Details matter. More than you might think.
Last Friday I ate at Silk, a very upscale Japanese restaurant in Midtown Atlanta. Overall it is a great restaurant. Great food, dramatic setting. But for Gods sake – wooden chopsticks?
This is a place with a $58 six-ounce steak. $36 sushi. A Japanese owner and a Japanese theme. And they bring out the $36 sushi with cheap, $4 chow mein chopsticks. Yes, those. The ones you have to break apart yourself and scrape until the splinters fall off. WITH THE STUPID PAPER WRAPPER.
And you know what? The sushi was great. The whole meal was great. But none of us could talk about anything but those damn chopsticks. Ranting, Ranting! all the way home. Did they mean to set us off like that? Did they mean to convey a sense of disrespect? Of getting ripped-off? I doubt it. They probably thought of it as nothing more than a detail. A trivial matter. But they should know better. Everyone knows that 2 oz of raw fish costs $.50. People are paying for an experience, and they’re willing to shell out good money for it. Another few cents and we would have left raving.

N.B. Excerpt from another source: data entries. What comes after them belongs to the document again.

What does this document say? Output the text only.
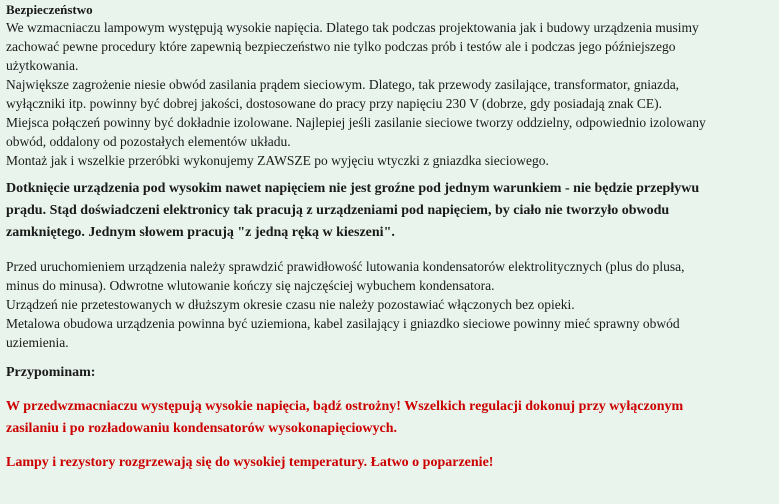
Bezpieczeństwo

We wzmacniaczu lampowym występują wysokie napięcia. Dlatego tak podczas projektowania jak i budowy urządzenia musimy
zachować pewne procedury które zapewnią bezpieczeństwo nie tylko podczas prób i testów ale i podczas jego późniejszego
użytkowania.
Największe zagrożenie niesie obwód zasilania prądem sieciowym. Dlatego, tak przewody zasilające, transformator, gniazda,
wyłączniki itp. powinny być dobrej jakości, dostosowane do pracy przy napięciu 230 V (dobrze, gdy posiadają znak CE).
Miejsca połączeń powinny być dokładnie izolowane. Najlepiej jeśli zasilanie sieciowe tworzy oddzielny, odpowiednio izolowany
obwód, oddalony od pozostałych elementów układu.
Montaż jak i wszelkie przeróbki wykonujemy ZAWSZE po wyjęciu wtyczki z gniazdka sieciowego.

Dotknięcie urządzenia pod wysokim nawet napięciem nie jest groźne pod jednym warunkiem - nie będzie przepływu
prądu. Stąd doświadczeni elektronicy tak pracują z urządzeniami pod napięciem, by ciało nie tworzyło obwodu
zamkniętego. Jednym słowem pracują "z jedną ręką w kieszeni".

Przed uruchomieniem urządzenia należy sprawdzić prawidłowość lutowania kondensatorów elektrolitycznych (plus do plusa,
minus do minusa). Odwrotne wlutowanie kończy się najczęściej wybuchem kondensatora.
Urządzeń nie przetestowanych w dłuższym okresie czasu nie należy pozostawiać włączonych bez opieki.
Metalowa obudowa urządzenia powinna być uziemiona, kabel zasilający i gniazdko sieciowe powinny mieć sprawny obwód
uziemienia.

Przypominam:

W przedwzmacniaczu występują wysokie napięcia, bądź ostrożny! Wszelkich regulacji dokonuj przy wyłączonym
zasilaniu i po rozładowaniu kondensatorów wysokonapięciowych.

Lampy i rezystory rozgrzewają się do wysokiej temperatury. Łatwo o poparzenie!
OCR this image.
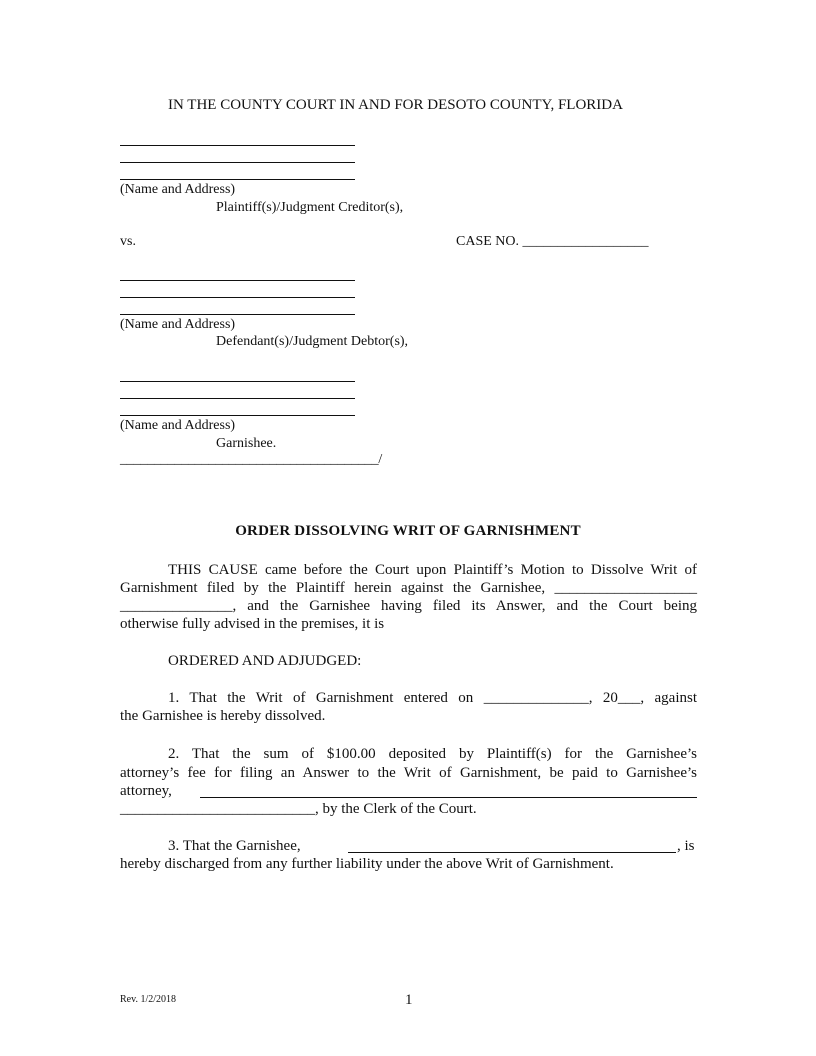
IN THE COUNTY COURT IN AND FOR DESOTO COUNTY, FLORIDA
(Name and Address)
Plaintiff(s)/Judgment Creditor(s),
vs.	CASE NO. __________________
(Name and Address)
Defendant(s)/Judgment Debtor(s),
(Name and Address)
Garnishee.
______________________________________/
ORDER DISSOLVING WRIT OF GARNISHMENT
THIS CAUSE came before the Court upon Plaintiff’s Motion to Dissolve Writ of
Garnishment filed by the Plaintiff herein against the Garnishee, ___________________
_______________, and the Garnishee having filed its Answer, and the Court being
otherwise fully advised in the premises, it is
ORDERED AND ADJUDGED:
1. That the Writ of Garnishment entered on ______________, 20___, against
the Garnishee is hereby dissolved.
2. That the sum of $100.00 deposited by Plaintiff(s) for the Garnishee’s
attorney’s fee for filing an Answer to the Writ of Garnishment, be paid to Garnishee’s
attorney,
__________________________, by the Clerk of the Court.
3. That the Garnishee,	, is
hereby discharged from any further liability under the above Writ of Garnishment.
Rev. 1/2/2018	1
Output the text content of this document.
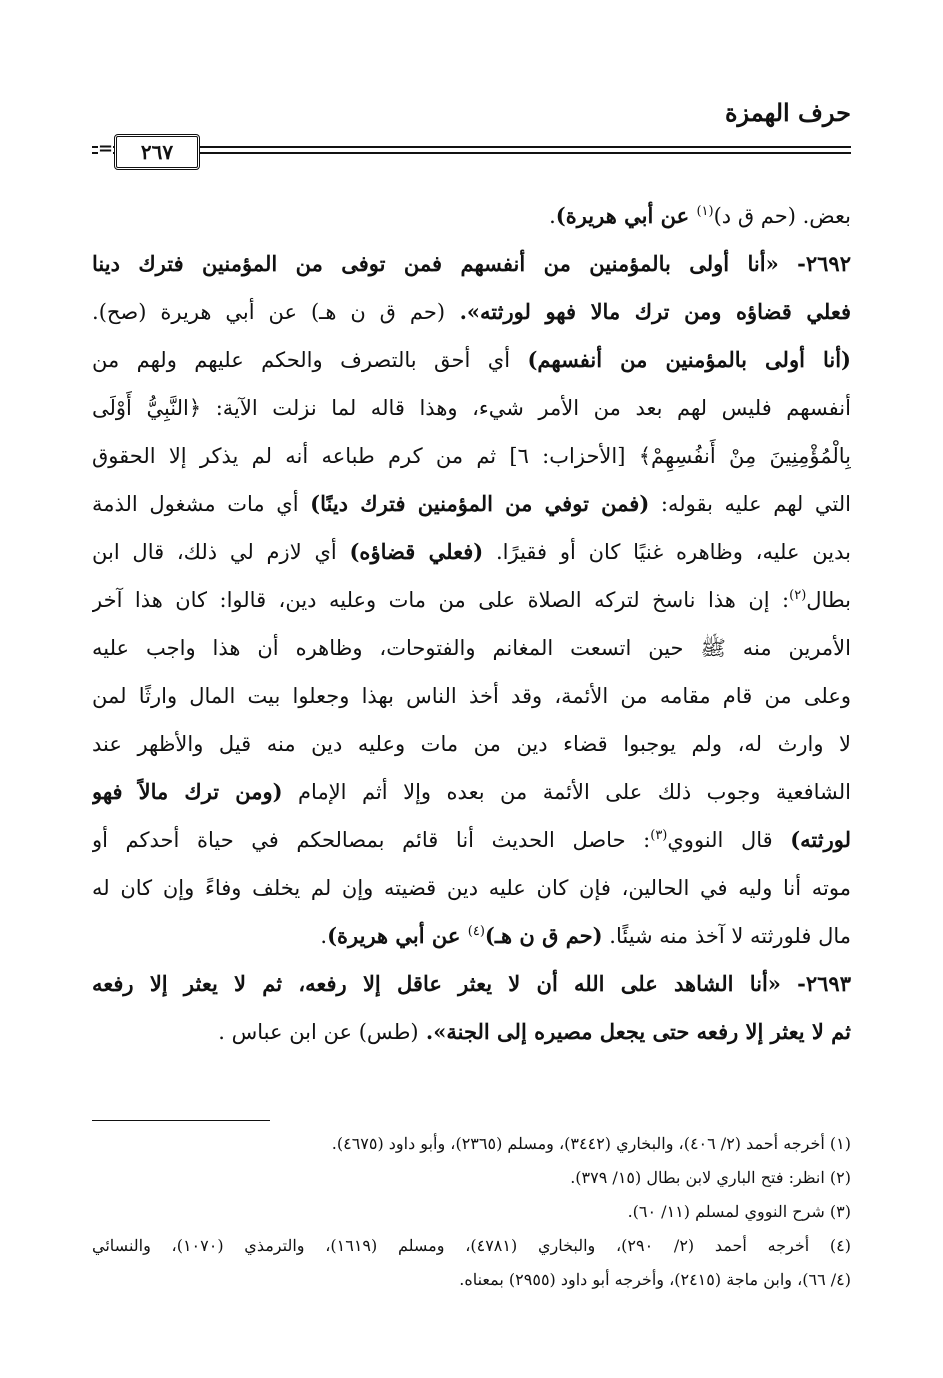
حرف الهمزة
=	٢٦٧
بعض. (حم ق د)$^{(١)}$ عن أبي هريرة).
٢٦٩٢- «أنا أولى بالمؤمنين من أنفسهم فمن توفى من المؤمنين فترك دينا
فعلي قضاؤه ومن ترك مالا فهو لورثته». (حم ق ن هـ) عن أبي هريرة (صح).
(أنا أولى بالمؤمنين من أنفسهم) أي أحق بالتصرف والحكم عليهم ولهم من
أنفسهم فليس لهم بعد من الأمر شيء، وهذا قاله لما نزلت الآية: ﴿النَّبِيُّ أَوْلَى
بِالْمُؤْمِنِينَ مِنْ أَنفُسِهِمْ﴾ [الأحزاب: ٦] ثم من كرم طباعه أنه لم يذكر إلا الحقوق
التي لهم عليه بقوله: (فمن توفي من المؤمنين فترك دينًا) أي مات مشغول الذمة
بدين عليه، وظاهره غنيًا كان أو فقيرًا. (فعلي قضاؤه) أي لازم لي ذلك، قال ابن
بطال$^{(٢)}$: إن هذا ناسخ لتركه الصلاة على من مات وعليه دين، قالوا: كان هذا آخر
الأمرين منه ﷺ حين اتسعت المغانم والفتوحات، وظاهره أن هذا واجب عليه
وعلى من قام مقامه من الأئمة، وقد أخذ الناس بهذا وجعلوا بيت المال وارثًا لمن
لا وارث له، ولم يوجبوا قضاء دين من مات وعليه دين منه قيل والأظهر عند
الشافعية وجوب ذلك على الأئمة من بعده وإلا أثم الإمام (ومن ترك مالاً فهو
لورثته) قال النووي$^{(٣)}$: حاصل الحديث أنا قائم بمصالحكم في حياة أحدكم أو
موته أنا وليه في الحالين، فإن كان عليه دين قضيته وإن لم يخلف وفاءً وإن كان له
مال فلورثته لا آخذ منه شيئًا. (حم ق ن هـ)$^{(٤)}$ عن أبي هريرة).
٢٦٩٣- «أنا الشاهد على الله أن لا يعثر عاقل إلا رفعه، ثم لا يعثر إلا رفعه
ثم لا يعثر إلا رفعه حتى يجعل مصيره إلى الجنة». (طس) عن ابن عباس .
(١) أخرجه أحمد (٢/ ٤٠٦)، والبخاري (٣٤٤٢)، ومسلم (٢٣٦٥)، وأبو داود (٤٦٧٥).
(٢) انظر: فتح الباري لابن بطال (١٥/ ٣٧٩).
(٣) شرح النووي لمسلم (١١/ ٦٠).
(٤) أخرجه أحمد (٢/ ٢٩٠)، والبخاري (٤٧٨١)، ومسلم (١٦١٩)، والترمذي (١٠٧٠)، والنسائي
(٤/ ٦٦)، وابن ماجة (٢٤١٥)، وأخرجه أبو داود (٢٩٥٥) بمعناه.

iPods are $500. Dell MP3 players are $200. Dell is losing, and they don’t know why. After all, Dell has Apple beat on everything – except the details. More storage, longer battery life, and enough money left over to buy 30 albums. And Dell has sold a grand total of 11 MP3 players to Apple’s 20 million. It’s all details – from the texture of the clickwheel, right down to the box. In fact, every person I know keeps the box when they buy an Apple product. You just can’t help it because it’s too cool to throw away. The Apple box is just like the new car smell. Logically meaningless, but emotionally sublime. A detail.
Don’t run a restaurant? Don’t sell consumer electronics? No matter. What does your proposal look like? Are you selling a $50,000 product with a proposal that looks like a 9-year old PowerPoint? Are your people answering the phone like it’s an imposition? Putting my sweater in the bag without tissue paper? All details, but with an exponential value on how your product (or service) is perceived.
I started thinking about it the next day, and here’s the thing:
I judged a nearly perfect restaurant experience as a failure because of one detail. How many of those details are being missed in my business? 3? 15? 125? More than one I’ll bet. I pledged right then to pour over every detail of our clients experience relentlessly. If I can get it down to one last detail, I’ll be pretty happy. And then I’ll crush that detail like a rotten egg.
Details matter. They may be the only things left.